The city has recently unveiled new dual fuel buses, using diesel and biogas in a hybrid system that will reduce the vehicles’ carbon emissions by some 70%. The buses are 20% cheaper to operate, and much quieter. More buses are on order.

“In future, we intend to develop and produce fuel filters, conversion kits, for both the public and private vehicle sectors,” Tau said. “This further contributes to generating new economic activities.”

From coal power to renewable energy

Some 87% of Johannesburg’s electricity is generated through coal, adding to the country’s greenhouse gases. “We have in the past reduced reliance on coal-generated electricity by as much as 20% mainly from energy efficiency and demand management initiatives that the city has implemented – all this while continually increasing access to electricity, especially for the poor.”

The city is also in the process of taking landfill gas and converting it to energy. The city has five landfill sites, with one site producing 5MW of renewable electricity, enough to power 4 500 homes. This reduces the carbon emissions from the landfill by some 149 000 tons of carbon dioxide annually.
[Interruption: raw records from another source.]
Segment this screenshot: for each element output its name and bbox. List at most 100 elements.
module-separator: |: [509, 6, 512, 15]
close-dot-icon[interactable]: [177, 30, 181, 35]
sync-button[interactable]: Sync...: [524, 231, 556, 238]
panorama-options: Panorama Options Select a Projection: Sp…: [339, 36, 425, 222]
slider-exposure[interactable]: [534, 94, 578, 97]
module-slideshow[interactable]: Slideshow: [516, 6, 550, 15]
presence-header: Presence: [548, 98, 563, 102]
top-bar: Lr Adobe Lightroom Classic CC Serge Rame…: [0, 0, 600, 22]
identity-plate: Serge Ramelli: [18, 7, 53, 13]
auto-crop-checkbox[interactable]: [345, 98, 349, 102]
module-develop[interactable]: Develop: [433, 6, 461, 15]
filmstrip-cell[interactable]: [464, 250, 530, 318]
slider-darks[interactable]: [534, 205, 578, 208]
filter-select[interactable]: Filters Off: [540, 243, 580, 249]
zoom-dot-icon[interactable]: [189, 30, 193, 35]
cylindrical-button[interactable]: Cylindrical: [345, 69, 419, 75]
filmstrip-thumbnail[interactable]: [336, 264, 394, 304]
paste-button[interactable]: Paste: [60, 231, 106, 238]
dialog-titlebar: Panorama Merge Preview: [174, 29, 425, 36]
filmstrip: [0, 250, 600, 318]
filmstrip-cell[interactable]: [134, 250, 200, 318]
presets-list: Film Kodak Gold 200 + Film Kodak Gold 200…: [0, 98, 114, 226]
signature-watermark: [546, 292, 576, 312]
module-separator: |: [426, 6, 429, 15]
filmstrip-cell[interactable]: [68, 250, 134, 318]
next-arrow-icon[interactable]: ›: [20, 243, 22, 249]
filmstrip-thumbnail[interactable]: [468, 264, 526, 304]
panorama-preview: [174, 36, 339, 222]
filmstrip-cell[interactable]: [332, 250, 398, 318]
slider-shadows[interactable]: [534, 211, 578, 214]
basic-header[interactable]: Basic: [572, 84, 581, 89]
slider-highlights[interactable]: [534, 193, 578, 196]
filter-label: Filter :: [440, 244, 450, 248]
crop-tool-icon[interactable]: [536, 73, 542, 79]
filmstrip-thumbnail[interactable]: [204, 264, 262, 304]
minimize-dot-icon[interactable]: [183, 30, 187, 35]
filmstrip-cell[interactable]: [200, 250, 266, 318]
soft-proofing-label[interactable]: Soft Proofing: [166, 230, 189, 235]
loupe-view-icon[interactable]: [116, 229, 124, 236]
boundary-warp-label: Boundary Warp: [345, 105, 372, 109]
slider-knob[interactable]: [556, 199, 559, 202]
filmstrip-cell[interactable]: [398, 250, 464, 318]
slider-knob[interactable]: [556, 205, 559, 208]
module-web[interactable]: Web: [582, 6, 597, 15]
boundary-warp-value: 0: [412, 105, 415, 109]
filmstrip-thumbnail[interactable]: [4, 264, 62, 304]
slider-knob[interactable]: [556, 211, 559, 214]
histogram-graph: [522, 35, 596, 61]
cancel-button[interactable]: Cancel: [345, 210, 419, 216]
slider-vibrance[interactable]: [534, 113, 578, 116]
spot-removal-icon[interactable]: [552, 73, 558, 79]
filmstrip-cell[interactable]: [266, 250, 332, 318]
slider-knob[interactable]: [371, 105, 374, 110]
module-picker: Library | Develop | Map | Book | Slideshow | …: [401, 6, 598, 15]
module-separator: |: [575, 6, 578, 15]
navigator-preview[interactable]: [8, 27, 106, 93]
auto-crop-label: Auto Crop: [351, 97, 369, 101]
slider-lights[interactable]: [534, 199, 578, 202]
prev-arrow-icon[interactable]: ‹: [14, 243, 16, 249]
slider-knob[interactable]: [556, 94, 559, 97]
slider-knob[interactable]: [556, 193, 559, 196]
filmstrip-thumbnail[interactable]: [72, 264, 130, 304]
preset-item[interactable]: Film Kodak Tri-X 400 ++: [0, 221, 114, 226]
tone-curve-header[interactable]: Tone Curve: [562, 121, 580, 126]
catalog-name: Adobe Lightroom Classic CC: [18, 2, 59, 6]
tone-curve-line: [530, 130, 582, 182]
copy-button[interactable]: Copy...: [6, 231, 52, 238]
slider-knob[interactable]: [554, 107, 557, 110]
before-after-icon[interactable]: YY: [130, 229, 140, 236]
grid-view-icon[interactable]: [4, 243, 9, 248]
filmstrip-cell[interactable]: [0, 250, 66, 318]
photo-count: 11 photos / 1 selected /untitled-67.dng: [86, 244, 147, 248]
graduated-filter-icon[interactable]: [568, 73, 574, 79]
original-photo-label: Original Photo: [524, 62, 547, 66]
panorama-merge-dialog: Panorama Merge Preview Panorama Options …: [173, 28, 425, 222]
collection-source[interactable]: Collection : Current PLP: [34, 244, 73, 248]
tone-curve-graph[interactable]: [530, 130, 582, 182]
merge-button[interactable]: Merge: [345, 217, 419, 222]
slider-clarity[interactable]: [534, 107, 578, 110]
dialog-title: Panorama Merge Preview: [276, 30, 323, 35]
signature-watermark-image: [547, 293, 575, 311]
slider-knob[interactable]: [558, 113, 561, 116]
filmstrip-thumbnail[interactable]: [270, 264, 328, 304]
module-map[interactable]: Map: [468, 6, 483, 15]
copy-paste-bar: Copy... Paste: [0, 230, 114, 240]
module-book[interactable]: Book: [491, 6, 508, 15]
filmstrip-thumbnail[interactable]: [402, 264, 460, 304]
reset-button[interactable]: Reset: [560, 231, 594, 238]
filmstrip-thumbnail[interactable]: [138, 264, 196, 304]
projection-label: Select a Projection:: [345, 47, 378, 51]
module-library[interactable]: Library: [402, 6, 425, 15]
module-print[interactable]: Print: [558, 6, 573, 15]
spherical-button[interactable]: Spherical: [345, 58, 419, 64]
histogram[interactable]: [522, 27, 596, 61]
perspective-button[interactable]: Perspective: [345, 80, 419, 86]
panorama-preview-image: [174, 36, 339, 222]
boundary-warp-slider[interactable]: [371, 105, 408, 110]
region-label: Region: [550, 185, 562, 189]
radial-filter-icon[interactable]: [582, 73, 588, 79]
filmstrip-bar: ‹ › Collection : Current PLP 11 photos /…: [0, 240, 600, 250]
When the other four sites come online they will generate 19MW of electricity for 12 500 households.

Johannesburg has also installed over a thousand low-pressure solar water geysers to households in Cosmo City, a housing development in the north of the city. Launched in 2012, the programme aims to roll out 110 000 geysers to poor and low income households over three years. Another project is using sludge from the city’s sewage treatments plants to generate energy.

Food security

Tau has made food security a priority, in a city where informal settlements punctuate its borders.

Poor households spend up to 65% of their monthly earnings on food, and up to 42% of households are food insecure, meaning that for three days every month people go without a meal.

“While the problem is driven by climate change, the solutions also come from climate change interventions, like more localised food value chains and the increased use of urban fringe land for urban agriculture,” said Tau. “The city’s access to food and urban agriculture programmes are already implementing this form of climate-proofing through the city’s food supply.”

Some 30 organic food gardens were planted in schools and communities in 2010 and 2011. The project supplements school feeding programmes, at the same time giving communities an additional source of income through the sale of produce.

Tau said that the city is investing R110-billion in climate change initiatives over a 10-year period, starting in 2012. “This would enable the city to invest in programmes that combat climate change as well as to fight poverty as such asserting the agenda of the city to fight for food security.”